The preliminary Thomson Reuters M&A data shows the euphoria
that drove merger mania in 2015 has subsided. While M&A activity
remains robust, dealmakers said companies are being more
selective in their decisions to do deals.
"With price-to-earnings multiples at historic highs, deals
are more likely to happen when there is lower growth in a
sector, high potential for synergies, and potential acquirers
enjoy a healthy stock price," said Paul Parker, chairman of
global M&A at Goldman Sachs Group Inc.
The stock market is hovering at record highs, while the S&P
500 Index's price-to-earnings ratio is at its highest level
since the 2008 financial crisis. Combined with uncertainty over
the U.S. Federal Reserve's policy on interest rates, companies
have become more cautious when it comes to M&A.
"It does get down to high prices. I think most of last year
and the two years prior, even if it was priced high it was OK...
Now, it had better be for a good growth profile," said
Marc-Anthony Hourihan, co-head of M&A for the Americas at UBS
This year's largest deal so far was clinched in the third
quarter; German drug and crop chemical maker Bayer AG's
$66 billion takeover of U.S. seeds company Monsanto
Co is also the biggest all-cash deal on record.
Some of the other big deals this quarter included Enbridge
Inc's $28 billion acquisition of Spectra Energy Corp
to create the largest North American energy
infrastructure company, and Softbank Group Corp's $32
billion acquisition of British semiconductor maker ARM Holdings
"The strategic consolidation activity occurring has resulted
in many CEOs and boards across sectors saying 'I don't want to
be left out, I don't want to be the last mover, because then
there will be nothing left to do and I may be disadvantaged',"
said Patrick Ramsey, co-head of global M&A, Bank of America Corp
"This will continue to be a driver of both transformative
mergers and sizeable bolt-on acquisition activity," Ramsey
Another factor that has weighed on M&A this year, dealmakers
said, is the United States and several other countries flexing
their antitrust muscles and seeking to crack down on deals that
aid tax avoidance or risk harming national security.
An exception to the heightened price awareness is the
pharmaceutical sector. Drug companies continue to be willing to
pay high premiums to buy new products, rather than devote their
resources to risky drug development.
In August, Pfizer Inc announced a $14 billion deal
to acquire cancer drug maker Medivation Inc, at an 118
percent premium to Medivation's undisturbed share price.
"Valuations in pharmaceutical companies may not be
objectively attractive.
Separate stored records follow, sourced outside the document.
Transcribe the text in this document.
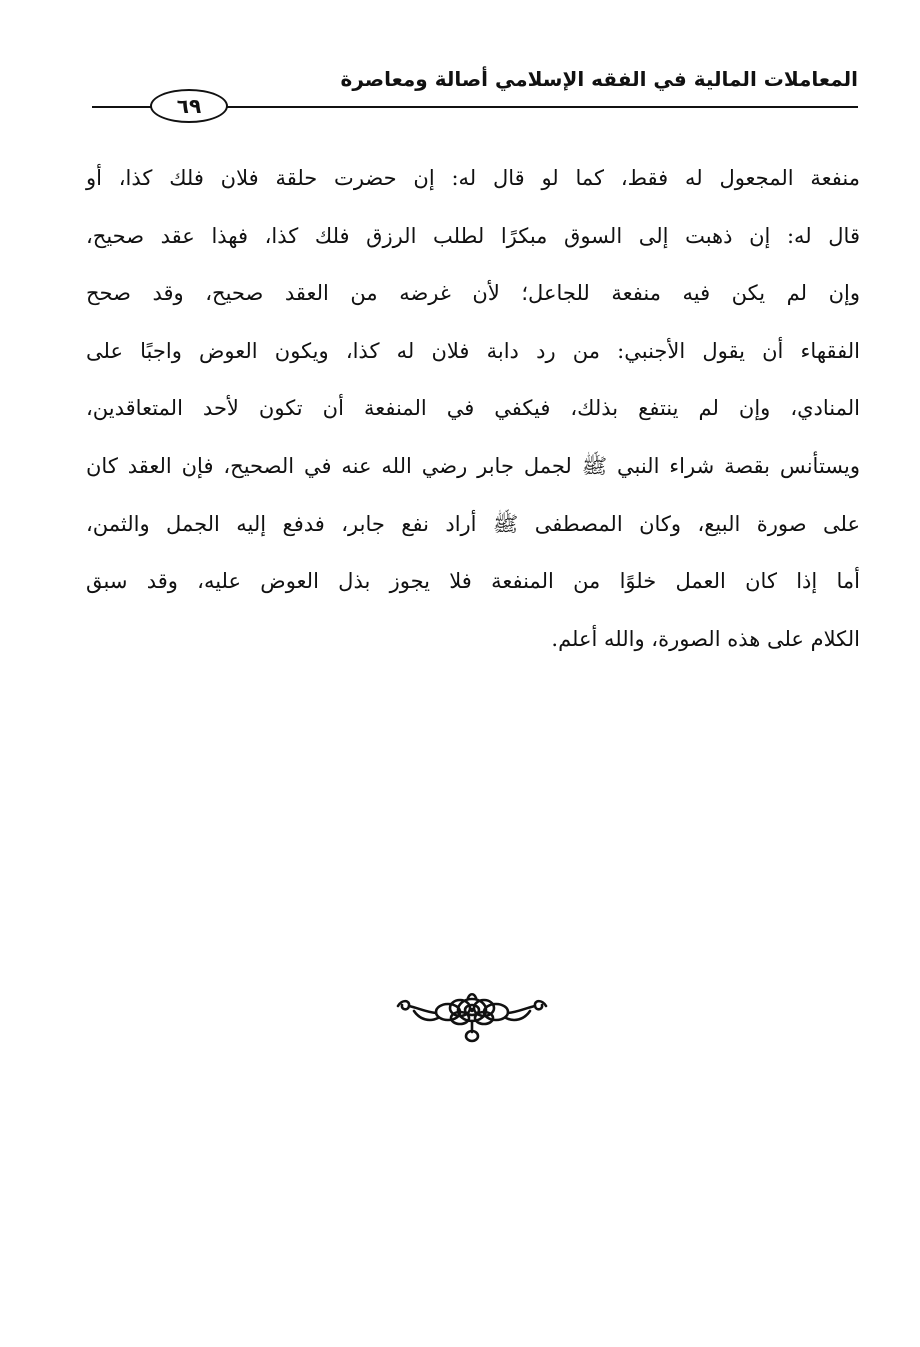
المعاملات المالية في الفقه الإسلامي أصالة ومعاصرة
٦٩
منفعة المجعول له فقط، كما لو قال له: إن حضرت حلقة فلان فلك كذا، أو
قال له: إن ذهبت إلى السوق مبكرًا لطلب الرزق فلك كذا، فهذا عقد صحيح،
وإن لم يكن فيه منفعة للجاعل؛ لأن غرضه من العقد صحيح، وقد صحح
الفقهاء أن يقول الأجنبي: من رد دابة فلان له كذا، ويكون العوض واجبًا على
المنادي، وإن لم ينتفع بذلك، فيكفي في المنفعة أن تكون لأحد المتعاقدين،
ويستأنس بقصة شراء النبي ﷺ لجمل جابر رضي الله عنه في الصحيح، فإن العقد كان
على صورة البيع، وكان المصطفى ﷺ أراد نفع جابر، فدفع إليه الجمل والثمن،
أما إذا كان العمل خلوًا من المنفعة فلا يجوز بذل العوض عليه، وقد سبق
الكلام على هذه الصورة، والله أعلم.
You're just dealing with simple reality
that many companies need to fill the pipeline of products to
supplement what they are able to produce organically," said
Daniel Wolf, an M&A partner at law firm Kirkland & Ellis.
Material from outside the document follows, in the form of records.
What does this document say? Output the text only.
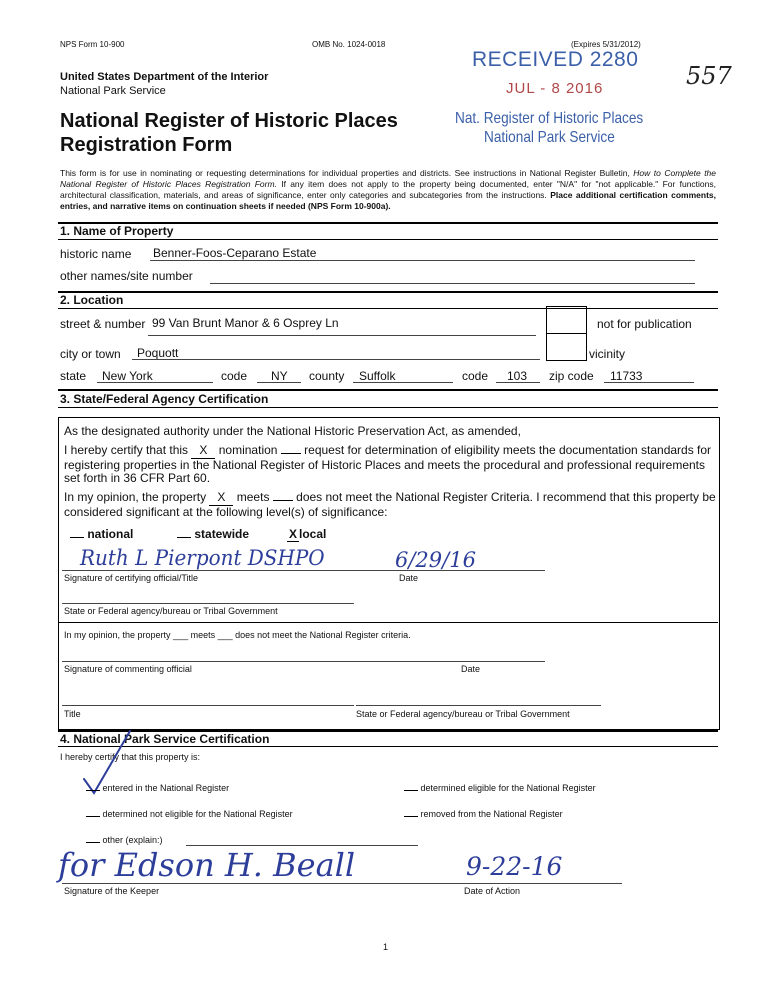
NPS Form 10-900	OMB No. 1024-0018	(Expires 5/31/2012)
United States Department of the Interior
National Park Service
National Register of Historic Places
Registration Form
RECEIVED 2280
JUL - 8 2016
Nat. Register of Historic Places
National Park Service
557
This form is for use in nominating or requesting determinations for individual properties and districts. See instructions in National Register Bulletin, How to Complete the National Register of Historic Places Registration Form. If any item does not apply to the property being documented, enter "N/A" for "not applicable." For functions, architectural classification, materials, and areas of significance, enter only categories and subcategories from the instructions. Place additional certification comments, entries, and narrative items on continuation sheets if needed (NPS Form 10-900a).
1. Name of Property
historic name Benner-Foos-Ceparano Estate
other names/site number
2. Location
street & number 99 Van Brunt Manor & 6 Osprey Ln	not for publication
city or town Poquott	vicinity
state New York	code NY county Suffolk	code 103 zip code 11733
3. State/Federal Agency Certification
As the designated authority under the National Historic Preservation Act, as amended,
I hereby certify that this X nomination request for determination of eligibility meets the documentation standards for registering properties in the National Register of Historic Places and meets the procedural and professional requirements set forth in 36 CFR Part 60.
In my opinion, the property X meets does not meet the National Register Criteria. I recommend that this property be considered significant at the following level(s) of significance:
national	statewide	X local
Ruth L Pierpont DSHPO	6/29/16
Signature of certifying official/Title	Date
State or Federal agency/bureau or Tribal Government
In my opinion, the property ___ meets ___ does not meet the National Register criteria.
Signature of commenting official	Date
Title	State or Federal agency/bureau or Tribal Government
4. National Park Service Certification
I hereby certify that this property is:
entered in the National Register	determined eligible for the National Register
determined not eligible for the National Register	removed from the National Register
other (explain:)
for Edson H. Beall	9-22-16
Signature of the Keeper	Date of Action
1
This quarter, the U.S. had its largest amount of inbound
global deals in more than a decade, led by buyers in Europe,
Canada and Asia, as the nation's economy continued to be
attractive despite its challenges.
In July, for example, French yogurt company Danone SA
said it would double the size of its U.S. business by
buying organic foods producer WhiteWave Foods Co for
$10.4 billion in its largest acquisition since 2007.
"Once-cautious executives are now looking for growth outside
their home market, partly because there is a certain degree of
frustration with the lack of economic growth in the region. That
makes it even more pressing to look for growth elsewhere and the
U.S. remains a logical destination," said Dietrich Becker, a
partner at investment bank Perella Weinberg Partners LP.
That said, Softbank's deal for ARM shows that some companies
have seen the turmoil created by Britain's vote to leave the
European Union as a buying opportunity.
Outbound M&A from China continues to be a key driver of
deals. China has accumulated $159 billion in outbound M&A so far
this year, topping 2015's full-year record of $107 billion.